To check the efficiency of systematic genetic screening in patients with apparently sporadic pheochromocytoma, by analysing the 6 years experience of a multidisciplinary team in this field.
One hundred patients with a pheochromocytoma-only phenotype and no family history were included. Patients with extra-adrenal tumours were excluded. Prevalence of hereditary forms was determined and analyzed according to age at onset, sex. Cost of the genetic analysis was calculated.

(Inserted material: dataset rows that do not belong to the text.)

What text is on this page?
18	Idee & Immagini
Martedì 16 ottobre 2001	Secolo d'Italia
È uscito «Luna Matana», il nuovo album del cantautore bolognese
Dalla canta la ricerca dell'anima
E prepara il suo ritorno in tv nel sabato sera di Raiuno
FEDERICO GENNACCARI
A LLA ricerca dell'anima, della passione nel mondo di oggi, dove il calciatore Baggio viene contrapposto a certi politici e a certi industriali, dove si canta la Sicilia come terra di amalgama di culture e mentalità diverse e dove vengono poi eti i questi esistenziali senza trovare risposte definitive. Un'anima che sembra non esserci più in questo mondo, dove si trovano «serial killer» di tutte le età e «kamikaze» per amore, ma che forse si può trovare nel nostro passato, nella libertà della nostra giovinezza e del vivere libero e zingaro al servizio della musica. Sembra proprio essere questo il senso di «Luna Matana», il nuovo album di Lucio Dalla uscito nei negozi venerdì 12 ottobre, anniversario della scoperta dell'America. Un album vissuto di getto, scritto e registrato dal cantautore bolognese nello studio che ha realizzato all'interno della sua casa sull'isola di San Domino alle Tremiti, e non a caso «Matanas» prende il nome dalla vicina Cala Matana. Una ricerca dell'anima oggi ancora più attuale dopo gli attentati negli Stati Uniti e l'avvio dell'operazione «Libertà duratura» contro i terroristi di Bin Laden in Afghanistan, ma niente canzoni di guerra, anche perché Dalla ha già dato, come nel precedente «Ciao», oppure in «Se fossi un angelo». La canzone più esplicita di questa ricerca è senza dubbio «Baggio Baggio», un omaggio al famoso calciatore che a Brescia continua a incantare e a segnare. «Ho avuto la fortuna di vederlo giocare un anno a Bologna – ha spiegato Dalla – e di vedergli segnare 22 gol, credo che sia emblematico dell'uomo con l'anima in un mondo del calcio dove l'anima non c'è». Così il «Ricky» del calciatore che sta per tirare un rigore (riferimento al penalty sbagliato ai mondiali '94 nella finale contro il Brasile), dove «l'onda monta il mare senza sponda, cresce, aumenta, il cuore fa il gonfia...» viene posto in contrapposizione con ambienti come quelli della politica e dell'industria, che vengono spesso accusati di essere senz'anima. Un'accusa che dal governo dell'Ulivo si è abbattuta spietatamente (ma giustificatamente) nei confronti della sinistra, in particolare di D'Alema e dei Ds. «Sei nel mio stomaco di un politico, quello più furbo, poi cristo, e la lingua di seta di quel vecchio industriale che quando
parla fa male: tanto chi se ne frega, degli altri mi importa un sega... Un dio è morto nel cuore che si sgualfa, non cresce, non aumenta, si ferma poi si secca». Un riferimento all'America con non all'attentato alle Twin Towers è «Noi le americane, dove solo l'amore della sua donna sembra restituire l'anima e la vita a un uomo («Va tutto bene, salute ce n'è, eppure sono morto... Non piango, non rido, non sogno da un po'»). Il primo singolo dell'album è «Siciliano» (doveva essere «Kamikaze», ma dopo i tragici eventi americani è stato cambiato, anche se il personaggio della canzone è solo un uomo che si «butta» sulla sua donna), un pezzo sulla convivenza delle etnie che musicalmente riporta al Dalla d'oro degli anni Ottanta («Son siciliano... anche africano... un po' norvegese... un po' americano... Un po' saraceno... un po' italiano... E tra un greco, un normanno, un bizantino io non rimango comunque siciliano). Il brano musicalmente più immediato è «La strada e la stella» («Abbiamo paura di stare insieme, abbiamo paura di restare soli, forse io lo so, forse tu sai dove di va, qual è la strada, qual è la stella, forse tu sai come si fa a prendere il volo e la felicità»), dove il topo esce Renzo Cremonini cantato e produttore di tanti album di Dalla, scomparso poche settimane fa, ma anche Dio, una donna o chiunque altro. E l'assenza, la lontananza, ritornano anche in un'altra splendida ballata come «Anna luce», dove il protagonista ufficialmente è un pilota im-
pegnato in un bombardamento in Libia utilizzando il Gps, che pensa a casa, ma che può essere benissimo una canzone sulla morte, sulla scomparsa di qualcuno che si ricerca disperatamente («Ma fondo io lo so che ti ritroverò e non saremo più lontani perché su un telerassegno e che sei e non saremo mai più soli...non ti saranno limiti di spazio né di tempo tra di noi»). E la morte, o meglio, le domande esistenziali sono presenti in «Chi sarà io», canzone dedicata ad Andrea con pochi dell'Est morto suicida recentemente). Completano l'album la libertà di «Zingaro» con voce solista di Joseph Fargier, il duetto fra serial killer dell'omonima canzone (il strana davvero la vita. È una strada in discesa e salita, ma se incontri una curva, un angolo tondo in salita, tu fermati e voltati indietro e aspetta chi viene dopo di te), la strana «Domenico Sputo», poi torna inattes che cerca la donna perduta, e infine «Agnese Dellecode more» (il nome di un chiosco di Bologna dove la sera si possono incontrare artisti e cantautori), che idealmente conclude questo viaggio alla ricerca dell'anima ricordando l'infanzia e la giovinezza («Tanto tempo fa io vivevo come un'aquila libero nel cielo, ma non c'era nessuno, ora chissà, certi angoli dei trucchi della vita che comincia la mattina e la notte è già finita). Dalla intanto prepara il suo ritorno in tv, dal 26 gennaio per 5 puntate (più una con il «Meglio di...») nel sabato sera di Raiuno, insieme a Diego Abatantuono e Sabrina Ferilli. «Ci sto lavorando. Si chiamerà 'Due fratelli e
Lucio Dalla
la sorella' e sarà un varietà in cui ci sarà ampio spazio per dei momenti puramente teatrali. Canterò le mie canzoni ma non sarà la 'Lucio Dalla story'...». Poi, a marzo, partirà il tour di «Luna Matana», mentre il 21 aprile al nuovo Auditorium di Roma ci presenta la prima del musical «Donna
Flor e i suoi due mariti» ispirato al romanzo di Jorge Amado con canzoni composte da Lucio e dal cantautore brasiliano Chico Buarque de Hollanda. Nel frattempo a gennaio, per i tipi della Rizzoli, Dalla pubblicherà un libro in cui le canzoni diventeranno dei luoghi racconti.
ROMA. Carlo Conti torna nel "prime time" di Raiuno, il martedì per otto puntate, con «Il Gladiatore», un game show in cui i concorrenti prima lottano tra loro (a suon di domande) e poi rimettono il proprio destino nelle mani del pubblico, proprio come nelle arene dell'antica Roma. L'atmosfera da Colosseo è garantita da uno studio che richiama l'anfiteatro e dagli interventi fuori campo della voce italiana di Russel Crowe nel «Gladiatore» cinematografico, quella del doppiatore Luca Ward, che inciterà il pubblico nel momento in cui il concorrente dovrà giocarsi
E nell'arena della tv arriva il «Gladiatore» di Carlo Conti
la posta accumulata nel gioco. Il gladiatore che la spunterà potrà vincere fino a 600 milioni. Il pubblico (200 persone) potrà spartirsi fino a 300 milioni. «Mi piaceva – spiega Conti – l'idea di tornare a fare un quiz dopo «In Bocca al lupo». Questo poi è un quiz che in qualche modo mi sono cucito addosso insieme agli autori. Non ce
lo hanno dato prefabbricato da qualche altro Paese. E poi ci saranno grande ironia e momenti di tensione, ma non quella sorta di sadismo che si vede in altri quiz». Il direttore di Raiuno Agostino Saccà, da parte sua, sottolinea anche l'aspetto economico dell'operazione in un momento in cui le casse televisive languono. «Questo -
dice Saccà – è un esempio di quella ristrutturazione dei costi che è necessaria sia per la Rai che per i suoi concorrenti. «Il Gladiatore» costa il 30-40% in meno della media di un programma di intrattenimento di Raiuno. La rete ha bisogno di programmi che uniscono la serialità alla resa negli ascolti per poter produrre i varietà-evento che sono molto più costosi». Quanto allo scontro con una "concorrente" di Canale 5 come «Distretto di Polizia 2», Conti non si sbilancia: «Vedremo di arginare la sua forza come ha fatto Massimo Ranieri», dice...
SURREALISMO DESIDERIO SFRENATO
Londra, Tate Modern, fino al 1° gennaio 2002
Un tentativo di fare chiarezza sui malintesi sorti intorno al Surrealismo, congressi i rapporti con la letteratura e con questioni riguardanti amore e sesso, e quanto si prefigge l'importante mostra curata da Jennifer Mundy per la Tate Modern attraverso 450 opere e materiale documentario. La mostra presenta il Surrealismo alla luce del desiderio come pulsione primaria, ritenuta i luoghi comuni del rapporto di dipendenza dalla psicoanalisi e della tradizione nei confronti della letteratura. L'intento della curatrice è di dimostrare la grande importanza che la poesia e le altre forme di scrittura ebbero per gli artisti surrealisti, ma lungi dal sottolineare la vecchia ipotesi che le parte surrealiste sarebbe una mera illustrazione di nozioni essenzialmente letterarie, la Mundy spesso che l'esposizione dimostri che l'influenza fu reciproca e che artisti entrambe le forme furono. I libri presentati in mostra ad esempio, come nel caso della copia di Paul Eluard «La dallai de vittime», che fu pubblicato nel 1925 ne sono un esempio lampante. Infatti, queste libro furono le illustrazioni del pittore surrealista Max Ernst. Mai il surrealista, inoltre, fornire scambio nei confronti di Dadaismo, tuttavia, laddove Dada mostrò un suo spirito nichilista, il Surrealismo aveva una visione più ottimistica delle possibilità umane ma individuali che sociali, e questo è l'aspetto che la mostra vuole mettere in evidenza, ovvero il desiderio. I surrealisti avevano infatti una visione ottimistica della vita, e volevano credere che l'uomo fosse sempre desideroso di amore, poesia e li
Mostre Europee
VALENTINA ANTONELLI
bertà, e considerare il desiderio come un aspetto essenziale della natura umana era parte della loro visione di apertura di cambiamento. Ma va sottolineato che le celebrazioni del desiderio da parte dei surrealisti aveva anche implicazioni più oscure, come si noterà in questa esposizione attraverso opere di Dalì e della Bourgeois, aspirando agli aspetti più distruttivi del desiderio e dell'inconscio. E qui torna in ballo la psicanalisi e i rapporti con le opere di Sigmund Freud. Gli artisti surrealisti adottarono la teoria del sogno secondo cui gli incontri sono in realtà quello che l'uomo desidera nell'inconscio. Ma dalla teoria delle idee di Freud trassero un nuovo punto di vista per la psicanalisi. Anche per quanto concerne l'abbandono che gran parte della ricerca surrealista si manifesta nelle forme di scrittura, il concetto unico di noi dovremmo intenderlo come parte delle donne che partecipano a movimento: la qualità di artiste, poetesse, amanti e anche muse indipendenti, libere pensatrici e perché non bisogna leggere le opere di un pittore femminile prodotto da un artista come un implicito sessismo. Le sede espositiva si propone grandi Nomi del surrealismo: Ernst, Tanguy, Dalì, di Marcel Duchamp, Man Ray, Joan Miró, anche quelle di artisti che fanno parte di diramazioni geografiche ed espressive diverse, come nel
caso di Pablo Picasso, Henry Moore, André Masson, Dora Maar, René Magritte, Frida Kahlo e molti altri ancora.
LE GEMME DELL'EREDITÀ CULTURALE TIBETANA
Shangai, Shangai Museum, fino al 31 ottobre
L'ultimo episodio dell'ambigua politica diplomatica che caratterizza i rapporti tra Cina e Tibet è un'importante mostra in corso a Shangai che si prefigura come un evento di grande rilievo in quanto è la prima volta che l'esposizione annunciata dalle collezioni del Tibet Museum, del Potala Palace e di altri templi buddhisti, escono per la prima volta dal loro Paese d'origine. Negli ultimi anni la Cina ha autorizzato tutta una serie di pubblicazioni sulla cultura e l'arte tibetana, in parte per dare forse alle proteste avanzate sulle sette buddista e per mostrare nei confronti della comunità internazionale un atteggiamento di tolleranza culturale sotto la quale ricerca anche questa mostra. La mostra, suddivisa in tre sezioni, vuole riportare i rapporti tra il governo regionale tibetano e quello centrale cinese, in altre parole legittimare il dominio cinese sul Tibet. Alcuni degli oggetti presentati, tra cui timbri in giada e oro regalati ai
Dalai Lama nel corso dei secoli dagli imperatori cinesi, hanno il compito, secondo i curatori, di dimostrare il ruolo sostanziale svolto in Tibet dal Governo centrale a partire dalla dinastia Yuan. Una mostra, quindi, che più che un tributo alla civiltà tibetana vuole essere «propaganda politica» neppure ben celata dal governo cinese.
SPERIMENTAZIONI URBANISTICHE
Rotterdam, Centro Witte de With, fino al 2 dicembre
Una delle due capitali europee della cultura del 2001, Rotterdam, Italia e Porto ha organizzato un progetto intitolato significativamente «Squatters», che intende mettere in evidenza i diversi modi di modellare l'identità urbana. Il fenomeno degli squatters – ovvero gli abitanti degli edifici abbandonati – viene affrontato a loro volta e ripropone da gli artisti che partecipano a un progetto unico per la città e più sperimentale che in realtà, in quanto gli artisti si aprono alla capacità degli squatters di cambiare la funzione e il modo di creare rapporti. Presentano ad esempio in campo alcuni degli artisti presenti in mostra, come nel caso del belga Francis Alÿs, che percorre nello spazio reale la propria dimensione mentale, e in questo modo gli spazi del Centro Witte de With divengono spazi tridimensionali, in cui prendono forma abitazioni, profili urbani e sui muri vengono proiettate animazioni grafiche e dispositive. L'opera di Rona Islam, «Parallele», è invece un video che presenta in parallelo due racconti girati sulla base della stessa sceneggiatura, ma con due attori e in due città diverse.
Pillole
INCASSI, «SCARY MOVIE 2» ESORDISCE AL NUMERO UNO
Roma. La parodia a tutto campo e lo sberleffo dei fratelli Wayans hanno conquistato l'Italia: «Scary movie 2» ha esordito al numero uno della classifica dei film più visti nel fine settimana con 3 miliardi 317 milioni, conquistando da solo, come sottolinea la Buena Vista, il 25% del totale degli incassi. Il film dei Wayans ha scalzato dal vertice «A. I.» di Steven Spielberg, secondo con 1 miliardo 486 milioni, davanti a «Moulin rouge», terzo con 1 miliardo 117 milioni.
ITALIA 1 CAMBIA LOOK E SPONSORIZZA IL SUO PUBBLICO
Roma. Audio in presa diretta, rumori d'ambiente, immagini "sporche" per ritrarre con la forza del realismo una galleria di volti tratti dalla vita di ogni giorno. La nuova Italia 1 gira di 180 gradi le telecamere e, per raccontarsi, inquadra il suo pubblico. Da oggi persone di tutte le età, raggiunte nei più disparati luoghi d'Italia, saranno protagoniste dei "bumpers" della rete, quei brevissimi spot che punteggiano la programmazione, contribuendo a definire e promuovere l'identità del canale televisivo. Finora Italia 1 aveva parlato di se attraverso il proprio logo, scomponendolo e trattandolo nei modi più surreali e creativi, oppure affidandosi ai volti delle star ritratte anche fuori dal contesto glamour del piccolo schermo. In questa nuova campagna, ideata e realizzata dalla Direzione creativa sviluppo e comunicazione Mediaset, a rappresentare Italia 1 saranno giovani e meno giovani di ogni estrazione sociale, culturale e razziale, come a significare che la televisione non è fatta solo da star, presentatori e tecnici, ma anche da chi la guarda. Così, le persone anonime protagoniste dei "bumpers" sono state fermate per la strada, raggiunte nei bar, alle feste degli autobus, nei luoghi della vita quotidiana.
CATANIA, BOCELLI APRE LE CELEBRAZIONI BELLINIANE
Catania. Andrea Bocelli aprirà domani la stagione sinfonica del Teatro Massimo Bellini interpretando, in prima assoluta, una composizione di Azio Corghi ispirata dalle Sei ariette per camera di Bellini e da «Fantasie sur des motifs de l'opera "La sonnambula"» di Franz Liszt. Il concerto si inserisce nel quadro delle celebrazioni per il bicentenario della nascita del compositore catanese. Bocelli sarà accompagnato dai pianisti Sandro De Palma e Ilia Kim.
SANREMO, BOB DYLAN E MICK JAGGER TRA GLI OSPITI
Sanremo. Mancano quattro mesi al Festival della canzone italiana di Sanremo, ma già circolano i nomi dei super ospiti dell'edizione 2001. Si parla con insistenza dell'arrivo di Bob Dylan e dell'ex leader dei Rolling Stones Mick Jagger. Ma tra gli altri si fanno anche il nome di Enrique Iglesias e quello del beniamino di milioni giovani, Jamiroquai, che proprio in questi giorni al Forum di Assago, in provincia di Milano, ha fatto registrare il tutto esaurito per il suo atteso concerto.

A germline mutation in one of the five susceptibility genes (VHL, RET, SDHD, SDHC, SDHB) was identified in eight patients (8%) with an age of onset between 13 and 57 years. Among them, six had a bilateral pheochromocytoma and only two had a unilateral tumour. If the guidelines for genetic screening were age of onset less than 50 or bilateral pheochromocytoma, no patients with a hereditary tumour would be missed and a 24% cost reduction would be achieved.
According to these data, a genetic predisposition test for hereditary pheochromocytoma seems not recommended in patients with a unilateral adrenal tumour diagnosed after 50 in the absence of familial, clinical, biological or imaging features for a familial disease.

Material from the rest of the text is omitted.